Customs Accounts: Overview

The earliest accounts that record the cargoes of importers and exporters in England are local customs accounts, some of which were likely collected in the pre-Conquest period in kind, taking for example, a certain amount of fish from each cargo of fish imported through the port. Over time the owners of the custom–usually the lord of the port town, which could be the king, a secular lord, religious institution, or the town itself–began collecting more of the port tolls in cash, as outlined in the lists of port tolls that they kept. Very few local customs accounts survive; for examples, see the entries for Exeter and Sandwich in the Editions of Customs Accounts section.

The English overseas There are two main parts to the English overseas customs accounts. The enrolled customs accounts in The National Archives (TNA) in Kew, England in class E356 (with some in E372 and E364) are summary accounts assembled for each customs jurisdiction. They offer total sums collected from the different types of customs assessed in each port, along with notes about customs exemptions or reductions for that year,and the names of the customs collectors for each customs jurisdiction.  They are virtually complete from 1279 onwards.

These accounts have been edited and printed in 12 vols in The Enrolled Customs Accounts : (TNA: PRO E 356, E 372, E 364) 1279/80-1508/09 (1523/1524), ed. Stuart Jenks, List and Index Society, vols. 303, 306, 307, 313, 314, 319, 324, 334, 341, 344, 345, 348 (London, 2004-2017).

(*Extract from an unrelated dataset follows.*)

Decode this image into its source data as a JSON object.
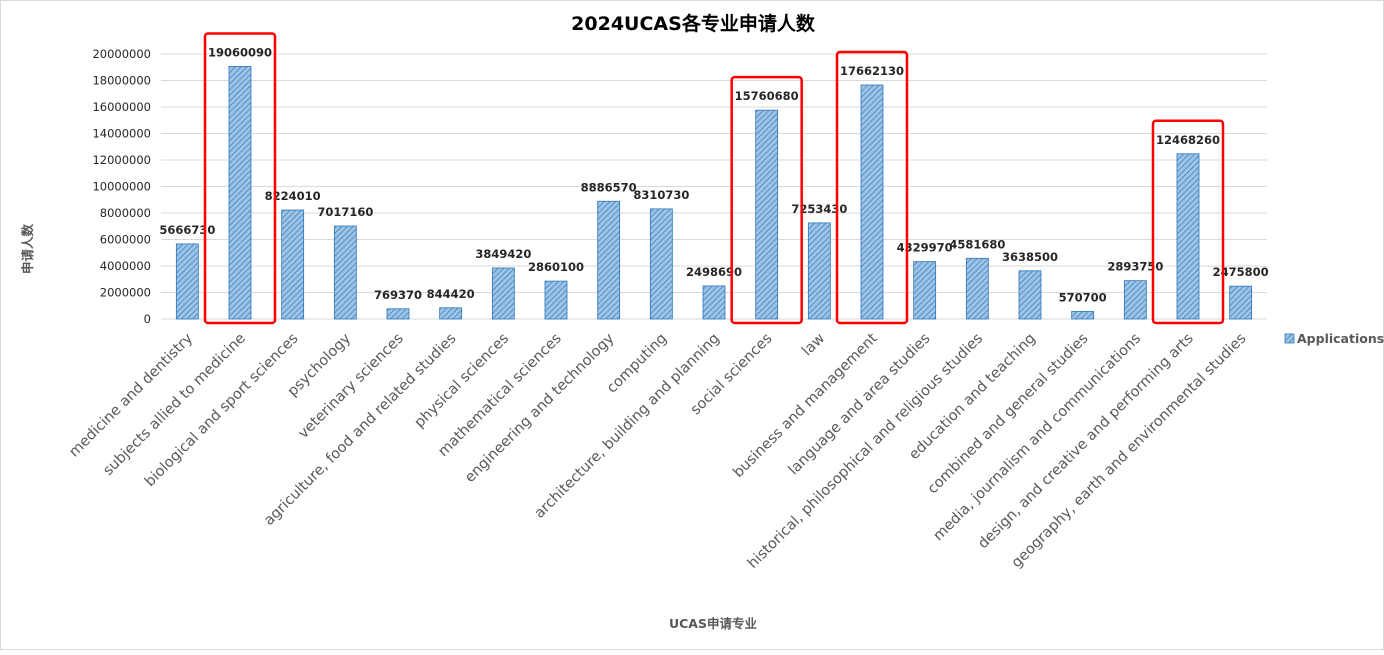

The areas covered by customs jurisdictions varied over time, but were usually centered on Boston, Bristol, Chichester, Exeter, Hull, Ipswich, London, Lynn, Melcombe/Weymouth, Newcastle, Sandwich, Southampton, and Yarmouth; see the Map of Customs Jurisdictions. For the different seaports within these jurisdictions over time, see E. M. Carus-Wilson and Olive Coleman, England’s Export Trade 1275-1547 (Oxford: Clarendon Press, 1963). The summary figures in this volume for wool and cloth exports were until recently used in all analyses of England’s export trade, but now need to be corrected by the figures in the List and Index Society volumes edited by Stuart Jenks.

The second type of overseas customs accounts are the particular customs accounts catalogued as Exchequer: King’s Remembrancer: Particulars of Customs Accounts, in TNA, class E122. They record details about the ships, merchants, customs, and cargoes imported and exported through English medieval ports. They only occasionally survive, and many are damaged or have large illegible or missing portions. Their format can also vary by port. Some list ships by the names of the shipmaster and rarely record the shipname or homeport, while others (notably Bristol) regularly note the ship’s destination or port of origin. For a list of the particular customs accounts in print and online see Editions of Customs Accounts.

The types of customs collected grew from the late thirteenth to mid-fourteenth century when the different customs records began to be consolidated into one particular account, a practice in place everywhere by the early fifteenth century. The one exception was the port of London which continued to keep separate particular accounts for each type of custom because of the size of its trade. The three London accounts are the: (1) wool customs and subsidy account; (2) petty customs accounts; and (3) tunnage and poundage account.

For a fuller description of the different types of customs and their archival classes, see the TNA Research Guide on Medieval Customs Accounts.